If stitching of the tendon is required, do not use the Inferno Wrap® or Freezie Wrap® on the area until the wounds on the skin surface are no longer open (or "wet"). As well, allow 30 to 45 minutes between the Freezie Wrap® and the Inferno Wrap® treatments so the area can return to normal body temperature before beginning a different treatment.

The trick to any tendon injury is getting it to heal with minimal scar tissue formation and with as much realignment of tendon fibres as possible - something BFSTSM is great at! Even with optimum healing there is always less elasticity in a previously injured tendon. The trick is to make sure you heal this the best you can, that way your chance of re-injury down the road is much lower than average.

Physiotherapy treatment would include:

    Stretching of the hamstring and quadriceps and strengthening of the gluteus medius and hamstring are essential in managing and preventing recurrence.

  • Therapeutic ultrasound and/or TENS would be administered to aid in decreasing the pain.

  • Running gait analysis would be done by the sports physiotherapist to pick up any biomechanical cause that led to the development of the tendonitis. The Sports physiotherapist would also work closely with the patient to work out a proper training program to get them back on track for their training.

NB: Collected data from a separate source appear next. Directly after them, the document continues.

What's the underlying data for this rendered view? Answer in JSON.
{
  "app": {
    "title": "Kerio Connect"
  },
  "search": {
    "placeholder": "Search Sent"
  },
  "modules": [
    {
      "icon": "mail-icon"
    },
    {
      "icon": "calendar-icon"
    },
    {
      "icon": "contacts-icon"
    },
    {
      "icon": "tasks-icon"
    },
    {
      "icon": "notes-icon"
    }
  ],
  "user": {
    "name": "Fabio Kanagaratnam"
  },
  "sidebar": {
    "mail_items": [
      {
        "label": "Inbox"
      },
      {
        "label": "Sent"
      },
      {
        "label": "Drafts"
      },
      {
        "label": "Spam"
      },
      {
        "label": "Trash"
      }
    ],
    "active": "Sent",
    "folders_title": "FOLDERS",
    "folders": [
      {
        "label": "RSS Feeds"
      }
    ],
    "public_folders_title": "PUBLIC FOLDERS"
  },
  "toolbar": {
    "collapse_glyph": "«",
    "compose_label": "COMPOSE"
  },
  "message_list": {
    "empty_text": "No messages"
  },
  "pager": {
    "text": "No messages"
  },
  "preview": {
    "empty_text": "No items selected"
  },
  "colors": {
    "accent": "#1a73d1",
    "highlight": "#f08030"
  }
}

  • Orthotics can also be done to correct the over-pronation of the feet to reduce the strain on the tendon.

NOTE: The above information is educational purpose. The information provided herein should not be used during any medical emergency or for the diagnosis or treatment of any medical condition.

DISCLAIMER: This information should not substitute for seeking responsible, professional medical care.